Según su testimonio, en los instantes previos a la operación por el hematoma subdural en la Clínica Olivos, el abogado Matías Stinfale lo increpó directamente: “Se me acerca y me dice que si yo operaba a Diego, me tiraba por la ventana”. Luque explicó que, pese a las presiones, él cumplió con su rol pero dejó en claro que su expertiz terminaba en el quirófano.
El médico fue tajante al deslindar responsabilidades sobre la casa de Tigre. “Nunca hablé con ningún enfermero de la internación domiciliaria porque no me reportaban a mí. Yo soy neurocirujano especializado en columna, no soy clínico ni psicólogo”, afirmó. Incluso citó a Gianinna Maradona para respaldar su postura, asegurando que ella misma había pedido buscar un médico clínico de cabecera porque entendía que Luque solo era el cirujano.

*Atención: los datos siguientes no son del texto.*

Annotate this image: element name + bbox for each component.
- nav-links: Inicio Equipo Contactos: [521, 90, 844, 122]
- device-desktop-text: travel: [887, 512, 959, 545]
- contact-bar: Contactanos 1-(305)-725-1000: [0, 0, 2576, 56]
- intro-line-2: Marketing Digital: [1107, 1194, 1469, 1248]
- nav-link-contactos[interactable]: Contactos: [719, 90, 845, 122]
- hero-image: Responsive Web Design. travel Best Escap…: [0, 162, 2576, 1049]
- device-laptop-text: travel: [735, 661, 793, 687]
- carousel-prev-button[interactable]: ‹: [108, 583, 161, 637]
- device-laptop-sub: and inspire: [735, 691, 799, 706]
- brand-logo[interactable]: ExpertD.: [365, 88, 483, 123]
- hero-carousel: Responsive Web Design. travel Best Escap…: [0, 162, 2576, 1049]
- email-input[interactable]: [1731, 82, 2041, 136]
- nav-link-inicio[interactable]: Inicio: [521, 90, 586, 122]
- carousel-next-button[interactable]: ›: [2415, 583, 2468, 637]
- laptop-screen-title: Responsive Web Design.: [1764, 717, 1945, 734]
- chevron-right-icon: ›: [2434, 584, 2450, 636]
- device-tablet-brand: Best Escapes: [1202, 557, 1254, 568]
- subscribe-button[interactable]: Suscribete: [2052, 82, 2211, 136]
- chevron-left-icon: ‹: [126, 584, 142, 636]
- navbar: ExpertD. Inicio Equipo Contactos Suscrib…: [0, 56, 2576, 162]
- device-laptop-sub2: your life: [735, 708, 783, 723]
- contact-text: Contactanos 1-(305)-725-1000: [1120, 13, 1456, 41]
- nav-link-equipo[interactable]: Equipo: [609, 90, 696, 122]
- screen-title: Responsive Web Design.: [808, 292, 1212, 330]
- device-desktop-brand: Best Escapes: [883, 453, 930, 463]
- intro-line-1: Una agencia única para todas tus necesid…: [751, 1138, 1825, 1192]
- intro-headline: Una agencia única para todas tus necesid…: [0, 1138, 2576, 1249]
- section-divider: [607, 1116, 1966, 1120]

Respecto a los audios que se filtraron durante la instrucción, donde se refería despectivamente a las hijas de Diego o hablaba de “comerle la cabeza” al entorno, Luque dio una particular disculpa y explicación. “Cuando yo decía esas cosas, me jactaba de hacer cosas que no hacía. Le seguía la corriente a Maxi [Pomargo]. Pido disculpas, pero era para llevarle la cabeza”, admitió, intentando restarle valor probatorio a sus propias palabras.
Finalmente, el imputado dedicó gran parte de su tiempo a cuestionar los resultados forenses. Calificó de “mentira” que Diego haya agonizado 12 horas y tildó de “primitiva” la medición del corazón de Maradona. “Reanimaron a un cadáver por pedido de la familia”, lanzó con crudeza, sosteniendo que el edema pulmonar y la hinchazón del cuerpo fueron producto de maniobras de RCP tardías y no de una falta de tratamiento previo.